Pakistan turned to the IMF for a rescue package to avoid defaulting on its debt, after the country’s foreign-exchange reserves shrunk 75 percent in a year to $3.5 billion and the current-account deficit widened to a record.

The government’s 12 percent local-currency bond maturing in August 2018 yielded 12.43 percent today, versus a record high of 16.68 percent on Dec. 16, 2008, according to data compiled by Bloomberg. The rupee was little changed at 83.55 per dollar in Karachi.

The nation’s long-term sovereign debt rating was raised to B- from CCC+ in August by Standard & Poor’s Corp. Moody’s Investors Service, which lifted Pakistan’s credit-rating outlook to stable from negative the same month, rates the foreign debt at B3. Both ratings are six levels below investment grade.

South Asia’s second-largest economy has “stabilized” as a result of inflows from the IMF program, though the outlook remains “especially uncertain,” according to Grice from Capital Economics. “The best that can be hoped for is a weak recovery,” he said.

‘Adequate Room’

Gross domestic product may expand 3 percent in the year through June 2010, “not much better” than the 2 percent growth of the previous 12 months, Grice said.

Pakistan’s central bank has been able to reduce interest rates due to slowing inflation.

Consumer prices rose 8.87 percent in October from a year earlier, according to the statistics bureau. That was the smallest increase in 22 months.

“Considering the latest inflation numbers, there is adequate room to cut rates,” said Asad Farid, economist at AKD Securities Ltd. in Karachi. “We expect the discount rate to bottom out at around 11.5 percent by March.”

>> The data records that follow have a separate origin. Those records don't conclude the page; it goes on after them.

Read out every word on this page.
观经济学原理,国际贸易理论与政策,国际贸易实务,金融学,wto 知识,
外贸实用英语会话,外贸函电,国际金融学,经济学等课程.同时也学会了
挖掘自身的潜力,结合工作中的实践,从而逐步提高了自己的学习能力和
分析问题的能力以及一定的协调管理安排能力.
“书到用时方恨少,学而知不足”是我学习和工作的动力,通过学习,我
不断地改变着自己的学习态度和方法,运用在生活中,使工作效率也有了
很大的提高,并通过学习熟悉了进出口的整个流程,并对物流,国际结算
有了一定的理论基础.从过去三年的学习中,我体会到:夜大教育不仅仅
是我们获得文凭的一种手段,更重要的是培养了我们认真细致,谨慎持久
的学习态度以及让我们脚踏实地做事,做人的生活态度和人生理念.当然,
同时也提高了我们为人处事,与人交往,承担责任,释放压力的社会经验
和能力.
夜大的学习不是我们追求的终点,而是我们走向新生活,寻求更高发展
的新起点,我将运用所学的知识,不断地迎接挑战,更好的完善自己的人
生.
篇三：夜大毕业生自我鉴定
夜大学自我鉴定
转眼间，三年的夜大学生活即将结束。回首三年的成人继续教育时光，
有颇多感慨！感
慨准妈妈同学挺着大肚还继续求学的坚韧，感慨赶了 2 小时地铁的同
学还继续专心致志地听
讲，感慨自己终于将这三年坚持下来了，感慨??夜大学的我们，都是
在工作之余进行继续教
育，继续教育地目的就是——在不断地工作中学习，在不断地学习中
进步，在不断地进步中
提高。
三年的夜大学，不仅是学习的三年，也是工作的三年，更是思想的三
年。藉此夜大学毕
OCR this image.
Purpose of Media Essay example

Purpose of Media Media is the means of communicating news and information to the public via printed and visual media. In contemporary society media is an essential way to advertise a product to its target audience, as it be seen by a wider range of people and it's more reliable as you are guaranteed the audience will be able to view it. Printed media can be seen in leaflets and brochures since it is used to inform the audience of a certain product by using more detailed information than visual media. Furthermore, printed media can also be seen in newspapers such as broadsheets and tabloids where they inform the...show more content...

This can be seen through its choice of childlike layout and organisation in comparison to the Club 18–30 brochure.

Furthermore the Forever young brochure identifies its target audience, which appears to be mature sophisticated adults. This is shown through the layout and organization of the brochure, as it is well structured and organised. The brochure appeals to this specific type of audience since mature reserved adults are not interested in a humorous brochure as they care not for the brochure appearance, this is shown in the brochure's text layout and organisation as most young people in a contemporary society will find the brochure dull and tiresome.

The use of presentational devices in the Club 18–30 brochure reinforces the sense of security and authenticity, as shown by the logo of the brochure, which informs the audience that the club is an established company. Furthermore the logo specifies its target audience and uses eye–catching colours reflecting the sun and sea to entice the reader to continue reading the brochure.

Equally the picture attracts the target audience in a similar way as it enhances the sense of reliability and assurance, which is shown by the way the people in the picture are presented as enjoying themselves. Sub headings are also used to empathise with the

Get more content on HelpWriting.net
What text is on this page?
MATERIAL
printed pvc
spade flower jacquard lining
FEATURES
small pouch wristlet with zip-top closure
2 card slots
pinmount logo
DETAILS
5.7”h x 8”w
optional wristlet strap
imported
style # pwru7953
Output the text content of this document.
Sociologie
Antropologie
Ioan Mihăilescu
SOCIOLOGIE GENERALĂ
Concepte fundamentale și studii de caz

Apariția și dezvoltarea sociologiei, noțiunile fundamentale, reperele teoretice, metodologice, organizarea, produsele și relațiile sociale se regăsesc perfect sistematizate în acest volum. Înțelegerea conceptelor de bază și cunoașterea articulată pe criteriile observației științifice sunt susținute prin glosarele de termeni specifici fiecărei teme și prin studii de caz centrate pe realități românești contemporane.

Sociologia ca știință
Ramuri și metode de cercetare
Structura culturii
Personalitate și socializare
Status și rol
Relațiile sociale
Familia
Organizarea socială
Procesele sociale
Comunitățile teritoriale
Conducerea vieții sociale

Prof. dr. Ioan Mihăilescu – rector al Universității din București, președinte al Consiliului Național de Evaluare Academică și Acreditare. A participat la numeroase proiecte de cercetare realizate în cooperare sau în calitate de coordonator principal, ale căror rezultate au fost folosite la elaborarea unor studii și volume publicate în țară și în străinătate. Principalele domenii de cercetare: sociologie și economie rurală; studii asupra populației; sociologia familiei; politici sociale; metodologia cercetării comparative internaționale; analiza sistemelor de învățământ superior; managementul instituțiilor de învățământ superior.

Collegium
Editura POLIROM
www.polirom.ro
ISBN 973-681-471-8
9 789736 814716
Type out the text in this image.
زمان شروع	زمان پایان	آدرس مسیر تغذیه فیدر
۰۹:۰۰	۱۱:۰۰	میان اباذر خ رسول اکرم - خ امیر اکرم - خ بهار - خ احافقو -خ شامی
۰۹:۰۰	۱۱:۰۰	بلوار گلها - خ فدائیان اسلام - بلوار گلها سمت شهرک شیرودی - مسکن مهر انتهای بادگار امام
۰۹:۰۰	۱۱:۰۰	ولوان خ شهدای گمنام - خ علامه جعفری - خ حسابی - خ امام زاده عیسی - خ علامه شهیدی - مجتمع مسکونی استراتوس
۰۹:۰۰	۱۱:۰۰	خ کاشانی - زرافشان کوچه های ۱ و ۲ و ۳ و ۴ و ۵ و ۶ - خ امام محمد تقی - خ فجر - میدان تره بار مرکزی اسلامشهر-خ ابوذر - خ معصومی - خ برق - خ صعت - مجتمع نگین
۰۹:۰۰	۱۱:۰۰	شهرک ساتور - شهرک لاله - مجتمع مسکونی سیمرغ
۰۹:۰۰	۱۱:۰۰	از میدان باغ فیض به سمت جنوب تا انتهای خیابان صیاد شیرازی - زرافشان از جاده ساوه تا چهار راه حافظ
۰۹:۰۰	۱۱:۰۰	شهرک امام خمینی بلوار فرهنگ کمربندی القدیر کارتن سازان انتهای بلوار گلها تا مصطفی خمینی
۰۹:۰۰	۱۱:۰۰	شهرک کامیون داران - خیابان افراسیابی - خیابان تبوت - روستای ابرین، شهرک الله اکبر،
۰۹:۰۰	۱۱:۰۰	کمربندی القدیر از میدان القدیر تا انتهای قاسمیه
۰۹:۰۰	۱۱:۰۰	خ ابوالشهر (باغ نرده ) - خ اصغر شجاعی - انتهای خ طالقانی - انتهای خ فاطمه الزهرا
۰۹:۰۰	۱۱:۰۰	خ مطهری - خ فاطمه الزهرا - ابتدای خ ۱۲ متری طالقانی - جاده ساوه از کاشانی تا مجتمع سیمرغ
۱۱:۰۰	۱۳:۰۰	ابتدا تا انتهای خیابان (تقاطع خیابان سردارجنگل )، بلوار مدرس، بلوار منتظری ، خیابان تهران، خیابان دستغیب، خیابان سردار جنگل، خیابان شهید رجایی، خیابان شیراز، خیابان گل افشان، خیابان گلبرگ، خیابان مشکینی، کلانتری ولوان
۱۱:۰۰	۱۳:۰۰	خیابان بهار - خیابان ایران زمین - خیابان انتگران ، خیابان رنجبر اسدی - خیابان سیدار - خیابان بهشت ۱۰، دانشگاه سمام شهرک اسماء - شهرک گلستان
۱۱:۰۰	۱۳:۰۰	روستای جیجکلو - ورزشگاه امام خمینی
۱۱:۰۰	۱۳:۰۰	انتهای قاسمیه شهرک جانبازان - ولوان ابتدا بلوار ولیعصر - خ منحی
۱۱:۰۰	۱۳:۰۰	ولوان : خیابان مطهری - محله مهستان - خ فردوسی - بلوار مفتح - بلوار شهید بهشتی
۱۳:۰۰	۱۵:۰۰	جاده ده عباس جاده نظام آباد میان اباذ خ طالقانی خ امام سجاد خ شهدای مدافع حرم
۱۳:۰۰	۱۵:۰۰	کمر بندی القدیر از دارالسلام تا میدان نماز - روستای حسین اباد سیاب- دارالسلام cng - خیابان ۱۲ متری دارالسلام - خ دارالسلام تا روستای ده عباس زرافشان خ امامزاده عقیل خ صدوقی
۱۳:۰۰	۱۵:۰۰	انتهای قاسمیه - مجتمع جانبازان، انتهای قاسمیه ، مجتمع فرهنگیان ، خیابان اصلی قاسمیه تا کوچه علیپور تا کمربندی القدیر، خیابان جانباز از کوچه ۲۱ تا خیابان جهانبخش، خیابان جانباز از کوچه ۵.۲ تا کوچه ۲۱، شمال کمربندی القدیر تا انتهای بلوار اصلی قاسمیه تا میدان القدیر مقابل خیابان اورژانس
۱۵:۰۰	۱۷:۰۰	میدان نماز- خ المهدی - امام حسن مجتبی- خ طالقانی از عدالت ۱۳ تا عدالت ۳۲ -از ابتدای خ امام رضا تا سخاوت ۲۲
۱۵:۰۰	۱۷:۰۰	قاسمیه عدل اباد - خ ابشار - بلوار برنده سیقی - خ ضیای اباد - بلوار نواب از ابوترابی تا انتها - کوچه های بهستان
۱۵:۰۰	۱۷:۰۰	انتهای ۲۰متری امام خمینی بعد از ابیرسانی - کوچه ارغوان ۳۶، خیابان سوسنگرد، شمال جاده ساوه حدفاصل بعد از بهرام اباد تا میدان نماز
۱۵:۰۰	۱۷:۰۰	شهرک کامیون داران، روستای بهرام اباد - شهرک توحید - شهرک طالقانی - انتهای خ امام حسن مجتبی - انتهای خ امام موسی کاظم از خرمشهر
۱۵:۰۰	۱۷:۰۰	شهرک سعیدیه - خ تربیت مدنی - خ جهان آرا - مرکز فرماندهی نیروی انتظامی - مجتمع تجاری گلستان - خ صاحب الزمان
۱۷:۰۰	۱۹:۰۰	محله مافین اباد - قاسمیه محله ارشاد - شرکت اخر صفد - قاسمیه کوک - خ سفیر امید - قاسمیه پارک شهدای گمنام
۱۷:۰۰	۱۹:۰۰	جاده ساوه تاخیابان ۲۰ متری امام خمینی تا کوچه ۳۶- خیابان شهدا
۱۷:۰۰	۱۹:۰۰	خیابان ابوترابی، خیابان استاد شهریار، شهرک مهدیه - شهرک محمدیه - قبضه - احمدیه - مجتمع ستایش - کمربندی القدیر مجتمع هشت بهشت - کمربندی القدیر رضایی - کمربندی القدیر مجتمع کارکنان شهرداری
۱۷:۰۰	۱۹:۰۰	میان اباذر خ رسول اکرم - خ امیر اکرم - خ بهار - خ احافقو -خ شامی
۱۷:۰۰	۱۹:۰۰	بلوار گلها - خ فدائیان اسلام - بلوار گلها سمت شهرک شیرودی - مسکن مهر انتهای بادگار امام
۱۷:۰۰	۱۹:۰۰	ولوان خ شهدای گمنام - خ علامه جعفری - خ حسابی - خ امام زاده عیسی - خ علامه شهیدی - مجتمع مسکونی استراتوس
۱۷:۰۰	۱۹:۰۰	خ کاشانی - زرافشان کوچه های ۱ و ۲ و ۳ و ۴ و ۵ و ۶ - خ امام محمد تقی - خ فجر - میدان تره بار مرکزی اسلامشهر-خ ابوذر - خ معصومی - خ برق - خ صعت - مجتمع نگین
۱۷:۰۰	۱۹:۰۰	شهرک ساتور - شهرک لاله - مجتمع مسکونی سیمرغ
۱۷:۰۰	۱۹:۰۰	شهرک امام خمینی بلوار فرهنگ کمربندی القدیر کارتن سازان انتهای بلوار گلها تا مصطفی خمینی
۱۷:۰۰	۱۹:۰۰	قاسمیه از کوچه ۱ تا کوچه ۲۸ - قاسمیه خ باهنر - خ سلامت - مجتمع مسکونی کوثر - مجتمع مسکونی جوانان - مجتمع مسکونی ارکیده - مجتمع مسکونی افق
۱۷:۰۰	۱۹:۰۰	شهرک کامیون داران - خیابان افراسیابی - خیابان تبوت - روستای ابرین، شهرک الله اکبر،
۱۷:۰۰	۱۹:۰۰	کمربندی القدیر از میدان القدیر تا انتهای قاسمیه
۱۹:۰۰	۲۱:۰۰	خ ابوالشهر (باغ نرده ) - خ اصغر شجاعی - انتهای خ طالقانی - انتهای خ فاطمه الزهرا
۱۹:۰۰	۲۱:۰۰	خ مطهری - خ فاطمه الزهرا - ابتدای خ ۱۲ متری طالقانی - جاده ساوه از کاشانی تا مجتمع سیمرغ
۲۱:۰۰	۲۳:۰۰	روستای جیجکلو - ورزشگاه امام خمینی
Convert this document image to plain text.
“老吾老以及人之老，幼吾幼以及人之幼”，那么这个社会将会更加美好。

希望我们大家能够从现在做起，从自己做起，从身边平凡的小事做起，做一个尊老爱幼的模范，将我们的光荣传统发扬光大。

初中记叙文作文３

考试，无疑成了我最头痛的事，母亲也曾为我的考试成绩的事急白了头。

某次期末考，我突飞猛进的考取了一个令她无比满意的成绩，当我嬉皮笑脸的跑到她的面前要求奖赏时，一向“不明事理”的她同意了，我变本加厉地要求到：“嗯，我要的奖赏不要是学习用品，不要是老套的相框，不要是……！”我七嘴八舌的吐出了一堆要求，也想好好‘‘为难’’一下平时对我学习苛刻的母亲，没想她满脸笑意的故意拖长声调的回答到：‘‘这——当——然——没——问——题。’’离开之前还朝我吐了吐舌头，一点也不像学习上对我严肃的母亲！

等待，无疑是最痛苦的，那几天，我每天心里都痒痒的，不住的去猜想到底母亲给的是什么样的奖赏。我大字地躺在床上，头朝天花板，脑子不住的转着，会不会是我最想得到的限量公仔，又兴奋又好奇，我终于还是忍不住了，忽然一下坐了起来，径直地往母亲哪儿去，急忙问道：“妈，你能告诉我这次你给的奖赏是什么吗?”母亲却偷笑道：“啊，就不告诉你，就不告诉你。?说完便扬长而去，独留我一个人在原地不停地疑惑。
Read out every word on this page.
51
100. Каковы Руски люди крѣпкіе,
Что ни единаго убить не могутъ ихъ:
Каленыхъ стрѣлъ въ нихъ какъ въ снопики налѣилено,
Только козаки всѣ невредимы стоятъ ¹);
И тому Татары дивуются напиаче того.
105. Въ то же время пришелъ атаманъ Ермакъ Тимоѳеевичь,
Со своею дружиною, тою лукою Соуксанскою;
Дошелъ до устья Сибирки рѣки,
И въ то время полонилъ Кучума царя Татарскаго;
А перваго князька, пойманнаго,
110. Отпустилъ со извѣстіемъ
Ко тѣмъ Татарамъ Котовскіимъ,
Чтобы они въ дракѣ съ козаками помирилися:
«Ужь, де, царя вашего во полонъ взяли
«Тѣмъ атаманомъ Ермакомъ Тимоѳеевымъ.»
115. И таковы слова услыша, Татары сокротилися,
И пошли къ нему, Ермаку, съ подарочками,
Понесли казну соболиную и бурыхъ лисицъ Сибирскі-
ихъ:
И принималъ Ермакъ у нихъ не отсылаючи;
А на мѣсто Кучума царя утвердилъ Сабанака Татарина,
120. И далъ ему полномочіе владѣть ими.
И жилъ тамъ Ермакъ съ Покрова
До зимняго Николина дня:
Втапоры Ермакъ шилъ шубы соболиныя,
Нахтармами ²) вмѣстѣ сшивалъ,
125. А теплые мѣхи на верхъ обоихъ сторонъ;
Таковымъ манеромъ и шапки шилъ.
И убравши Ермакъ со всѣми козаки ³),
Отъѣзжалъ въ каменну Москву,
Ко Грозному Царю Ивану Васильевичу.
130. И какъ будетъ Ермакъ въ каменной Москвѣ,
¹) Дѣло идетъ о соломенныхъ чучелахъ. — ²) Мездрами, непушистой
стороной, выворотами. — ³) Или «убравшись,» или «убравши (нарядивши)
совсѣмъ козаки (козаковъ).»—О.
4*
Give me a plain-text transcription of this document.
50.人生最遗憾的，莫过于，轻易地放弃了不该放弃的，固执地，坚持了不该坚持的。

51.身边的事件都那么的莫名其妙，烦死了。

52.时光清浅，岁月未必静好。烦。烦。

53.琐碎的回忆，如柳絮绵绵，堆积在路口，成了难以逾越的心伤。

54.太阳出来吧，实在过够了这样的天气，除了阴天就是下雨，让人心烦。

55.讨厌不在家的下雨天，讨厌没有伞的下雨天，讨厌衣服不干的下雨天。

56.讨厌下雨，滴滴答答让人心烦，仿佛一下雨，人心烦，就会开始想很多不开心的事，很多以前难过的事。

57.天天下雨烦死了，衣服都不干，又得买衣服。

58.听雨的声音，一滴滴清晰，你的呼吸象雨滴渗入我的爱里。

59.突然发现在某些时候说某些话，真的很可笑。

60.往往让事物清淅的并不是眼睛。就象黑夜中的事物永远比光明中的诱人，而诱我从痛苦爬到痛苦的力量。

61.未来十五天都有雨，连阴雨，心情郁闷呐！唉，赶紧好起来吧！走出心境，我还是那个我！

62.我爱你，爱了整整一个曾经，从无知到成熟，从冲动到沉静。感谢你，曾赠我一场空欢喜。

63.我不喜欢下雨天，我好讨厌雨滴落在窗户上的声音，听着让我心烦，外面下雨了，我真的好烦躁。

Governor Raza, who has been running the central bank since January, on Sept. 29 kept borrowing costs unchanged, after slashing interest rates from a record high of 15 percent earlier in the year.

‘Gradual Recovery’

The ADB in August reduced its forecast for Pakistan’s economic expansion in the year to June 2010 to 3 percent and said a revival of growth would require an improvement in the nation’s security environment. The central bank in its Oct. 29 annual report said the economy is showing a “gradual recovery” and is likely to meet the growth target of 3.3 percent.

A cut in interest rates today may be the central bank’s last move for some time, according to analysts.